Wednesday, November 14, 2012

Xerox Designs System to Reduce Busywork for Nurses (and doctors)


Nurses spend lots of time doing what seems like busywork—logging into computers, pulling up patient files, entering details of what they did, and coordinating their duties with others. Researchers at Xerox are developing what they call the Digital Nurse Assistant to automate and simplify some of this work. The project is part of a broader trend to adapt information technology to the health-care system to make it more efficient and cost-effective.
“Its craziness, because the technology solutions are out there. We just haven’t integrated them into our systems. We are running on old technology,” says Carol Bickford, a health IT expert and senior policy fellow at the American Nurses Association.
Patients do better in and out of hospitals when they receive more hours of care from nurses (see, for example, this New England Journal of Medicinestudy). And yet the United States and many other countries face nursing shortages. One solution could be to give nurses tools that make their workdays more efficient. A study published in The Permanente Journal in 2008 found that more than half of their time was spent documenting and coördinating their work with other team members. Documentation took the majority of their time—more than a third.

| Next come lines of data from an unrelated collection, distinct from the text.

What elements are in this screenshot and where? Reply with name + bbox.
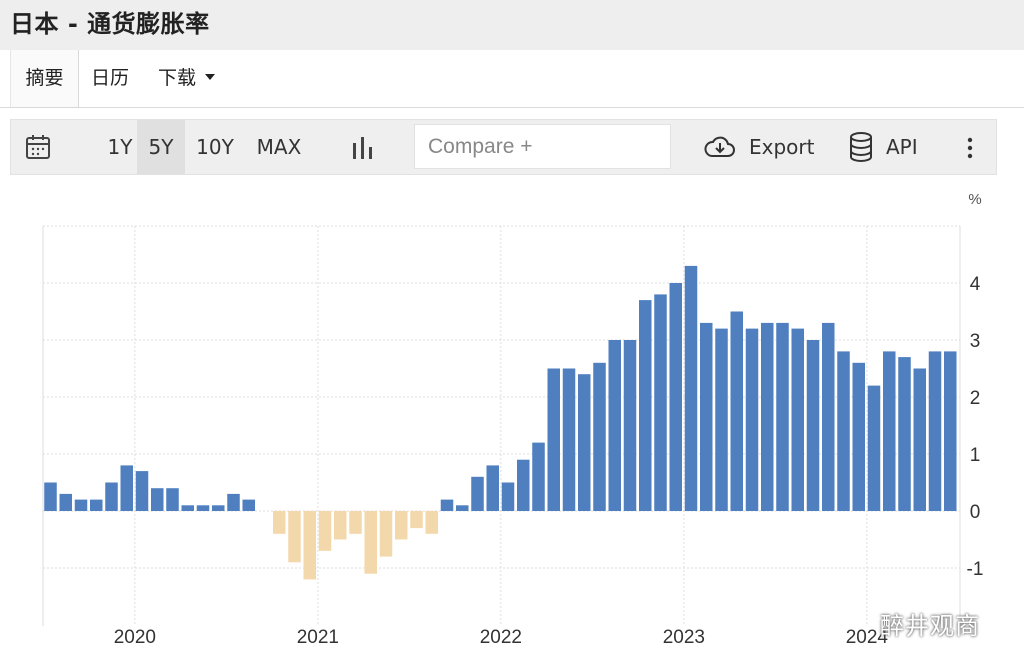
api-button[interactable]: API: [886, 135, 918, 159]
bar[interactable]: [74, 499, 88, 511]
bar[interactable]: [684, 265, 698, 511]
bar[interactable]: [90, 499, 103, 511]
tab-download-label: 下载: [158, 67, 197, 89]
bar[interactable]: [532, 442, 545, 511]
bar[interactable]: [715, 328, 728, 511]
bar[interactable]: [273, 511, 286, 534]
cloud-download-icon[interactable]: [704, 134, 736, 160]
y-tick-label: 2: [970, 388, 981, 409]
page-title: 日本 - 通货膨胀率: [10, 10, 210, 38]
bar[interactable]: [318, 511, 332, 551]
bar[interactable]: [639, 300, 652, 511]
bar[interactable]: [120, 465, 134, 511]
range-5y-button[interactable]: 5Y: [137, 120, 185, 174]
tab-bar: 摘要 日历 下载: [0, 50, 1024, 108]
bar[interactable]: [501, 482, 515, 512]
bar[interactable]: [440, 499, 454, 511]
x-tick-label: 2022: [480, 627, 522, 648]
bar[interactable]: [806, 340, 820, 511]
bar[interactable]: [456, 505, 469, 511]
bar[interactable]: [425, 511, 439, 534]
bar[interactable]: [776, 322, 789, 511]
bar[interactable]: [700, 322, 713, 511]
bar[interactable]: [837, 351, 850, 511]
bar[interactable]: [761, 322, 774, 511]
tab-download[interactable]: 下载: [158, 50, 216, 107]
chart-toolbar: 1Y 5Y 10Y MAX Compare + Export API: [10, 119, 997, 175]
tab-summary[interactable]: 摘要: [10, 50, 79, 107]
bar[interactable]: [486, 465, 500, 511]
range-1y-button[interactable]: 1Y: [107, 135, 133, 159]
bar[interactable]: [379, 511, 393, 557]
bar[interactable]: [593, 362, 606, 511]
range-10y-button[interactable]: 10Y: [196, 135, 234, 159]
tab-calendar[interactable]: 日历: [91, 67, 130, 89]
x-tick-label: 2023: [663, 627, 705, 648]
bar[interactable]: [59, 493, 73, 511]
bar[interactable]: [669, 283, 683, 511]
y-tick-label: -1: [967, 559, 984, 580]
bar[interactable]: [181, 505, 195, 511]
bar[interactable]: [578, 374, 591, 511]
bar[interactable]: [395, 511, 408, 540]
export-button[interactable]: Export: [749, 135, 815, 159]
bar[interactable]: [227, 493, 240, 511]
bar[interactable]: [334, 511, 347, 540]
bar[interactable]: [623, 340, 637, 511]
bar[interactable]: [364, 511, 378, 574]
x-tick-label: 2020: [114, 627, 156, 648]
bar[interactable]: [867, 385, 881, 511]
bar[interactable]: [928, 351, 942, 511]
bar[interactable]: [944, 351, 957, 511]
x-tick-label: 2021: [297, 627, 339, 648]
bar[interactable]: [608, 340, 622, 511]
bar[interactable]: [105, 482, 118, 512]
y-unit-label: %: [968, 191, 981, 208]
bar[interactable]: [852, 362, 866, 511]
more-vertical-icon[interactable]: [966, 136, 974, 160]
chart-area: -1 0 1 2 3 4 2020 2021 2022 2023 2024 %: [0, 176, 1024, 650]
title-bar: 日本 - 通货膨胀率: [0, 0, 1024, 50]
bar[interactable]: [562, 368, 576, 512]
bar[interactable]: [730, 311, 744, 512]
bar[interactable]: [883, 351, 896, 511]
bar[interactable]: [471, 476, 484, 511]
compare-input[interactable]: Compare +: [414, 124, 671, 169]
bar[interactable]: [791, 328, 805, 511]
bar[interactable]: [288, 511, 301, 563]
bar[interactable]: [822, 322, 835, 511]
bar[interactable]: [166, 488, 179, 511]
bar[interactable]: [212, 505, 225, 511]
bar[interactable]: [898, 357, 911, 511]
bar[interactable]: [349, 511, 362, 534]
bar[interactable]: [303, 511, 317, 580]
caret-down-icon: [205, 73, 216, 80]
bar[interactable]: [517, 459, 530, 511]
bar[interactable]: [745, 328, 759, 511]
calendar-icon[interactable]: [25, 134, 51, 160]
bar[interactable]: [654, 294, 667, 511]
y-tick-label: 0: [970, 502, 981, 523]
range-max-button[interactable]: MAX: [256, 135, 302, 159]
y-tick-label: 1: [970, 445, 981, 466]
y-tick-label: 3: [970, 331, 981, 352]
bar[interactable]: [151, 488, 164, 511]
y-tick-label: 4: [970, 274, 981, 295]
bar[interactable]: [410, 511, 423, 529]
bar[interactable]: [196, 505, 210, 511]
x-tick-label: 2024: [846, 627, 889, 648]
inflation-bar-chart: -1 0 1 2 3 4 2020 2021 2022 2023 2024 %: [42, 191, 984, 648]
bar[interactable]: [44, 482, 57, 512]
bar-chart-icon[interactable]: [351, 135, 375, 161]
bar[interactable]: [135, 471, 149, 511]
bar[interactable]: [913, 368, 927, 512]
watermark: 醉井观商: [880, 612, 980, 640]
bar[interactable]: [242, 499, 256, 511]
database-icon[interactable]: [849, 132, 873, 162]
bar[interactable]: [547, 368, 561, 512]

“It becomes burdensome for the nurse to walk to the computer, push buttons or mouse, log in, choose the right patient, then sort through the material that might be there to find what’s needed,” says Bickford.
Xerox’s PARC division, a research unit of the company, worked with ethnographers to see exactly what nurses do each day to better understand how to help them. The PARC ethnographers helped uncover some of the details of the Permanente study, such as why it took so long to document things and how difficult electronic medical records are to use. Every time a nurse logged into a workstation, he or she might have to go down six menus before arriving at the necessary information. The challenge of coördination also became clear—a nurse may repeatedly order medication  that never seems to arrive. The reality may be that another nurse did deliver the medicine, but did not document the task immediately, perhaps waiting until the end of his shift to go through all of his documentation tasks at once.
 “Imagine you are a nurse going into a patient’s room,” says Markus Fromherz, chief innovation officer of health care at Xerox. Instead of going straight to a computer workstation to log in, a badge you are wearing detects your presence and automatically logs you into a system that knows which patient is in the room and which tasks need immediate attention and the information required to complete those tasks. You can then quickly document your work with the patient into a handheld device or mobile computer.
Fromherz says that nurses were involved in the design process to shape the system and ask for additional features. A pilot system has been tested at an undisclosed location.